Tuesday, April 08, 2014

California Water: It's the Storage

by Tom McClintock

President Obama visited the drought-stricken Central Valley of California in February to announce his solution: another billion dollars to study “climate change.”

Here’s a bulletin for those who missed the Holocene Epoch: the planet has been warming--on and off--since the last ice age, when glaciers covered much of North America. The climate has been changing since the planet formed, often much more abruptly than it has in recent centuries.

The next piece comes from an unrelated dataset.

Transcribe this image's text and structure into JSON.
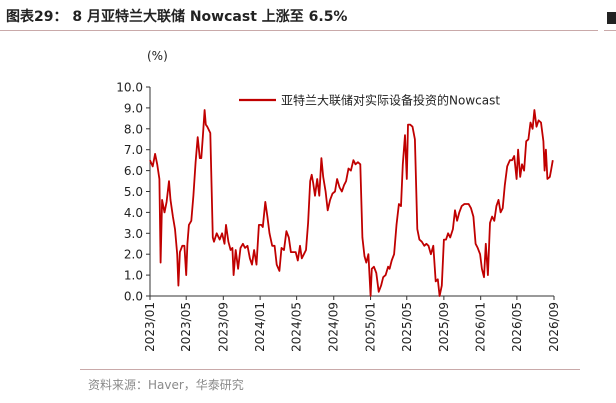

Until the earth begins moving into its next ice age, we can reasonably expect it will continue to warm gently. That means less water can be stored in snow packs and therefore more will need to be stored behind dams

Everyone thinks that the Colorado River is the mother lode of all water in the Western United States, but the Colorado is a junior sister to the mighty Sacramento River system. The difference is that we store 70 million acre feet of water on the Colorado and only 10 million acre feet on the Sacramento. Most of the rest is lost to the Pacific Ocean.

Droughts are nature’s fault and beyond our control. Water shortages, on the other hand, are our fault.

We have not built major water storage on the Sacramento system in 35 years because of intense opposition from the environmental left. Indeed, most recently both the Brown and Obama administrations have pushed to destroy perfectly good existing dams, including four hydroelectric facilities on the Klamath River.

Even in years of plenty, this administration has insisted on diverting 200 billion gallons of water from the Central Valley for the amusement of the Delta Smelt, devastating the economy, drying up a quarter million acres of fertile farmland, and throwing thousands of Californians into unemployment.

Opposition from the environmental left has even stalled efforts to raise the spillway at the Exchequer dam in the Central Sierra by ten feet in order to add 70,000 acre feet of storage at Lake McClure.

Radical environmental regulations caused 800,000 acre feet of desperately needed water to be drained from Shasta, Oroville and Folsom lakes last fall, even while facing a potentially catastrophic drought. That’s an acre of water 150 miles deep.